Homomorphism from Rubik's Cube group to Symmetric Group.

Question

$R^2$ is the rotation of the right side by 180, $F^2$ is the rotation of the front by 180. Other than this I am completely lost and this blowing my mind. I wish I had more to build off of, but I am super confused.

Answer 1

Here is a picture with the relevent seven edge cubies labeled.

If you think about the action of $G = \langle \phi, \rho \rangle$ on that set $\Omega$ of cubies, it shouldn't be too hard to believe that the orbits are $\{1, 3\},~\{2, 4, 6\}$, and $\{5, 7\}$, which explains the $S_3 \times \Bbb Z_2^2$.
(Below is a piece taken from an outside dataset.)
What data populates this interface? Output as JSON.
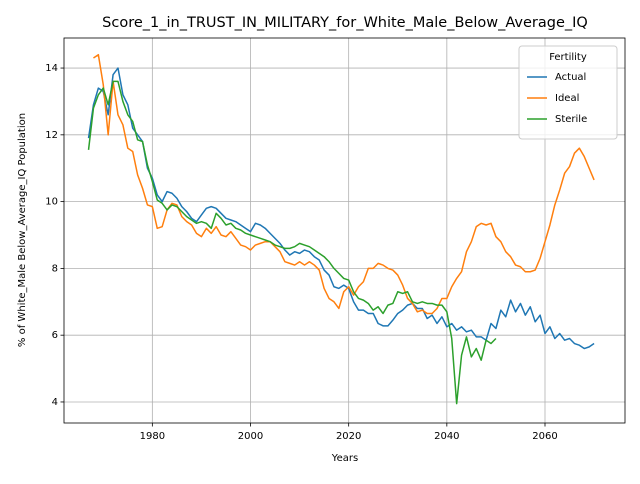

Now that we know our group $G$ lives inside $S_3 \times \Bbb Z_2^2$, we can indeed project onto $S_3$ denoting by $\pi$ the homomorphism $\pi : G \to S_3$.

To think about this map's kernel, note that $\phi \rho \phi = (2~6)(5~7)$ while $\rho \phi \rho$ permutes analogously, so that $(\phi \rho)^3 = (\rho \phi)^3 \in \ker \pi$.

Could anything else be in the kernel? No, the kernel is $\langle (\phi \rho)^3 \rangle \cong \Bbb Z_2$ and I'll let you think about why. Truthfully, I haven't quite got a "good" reason, only a messy one. If I manage to articulate something, I'll update this answer accordingly.

This should be enough guidance for you to get your bearings, at least.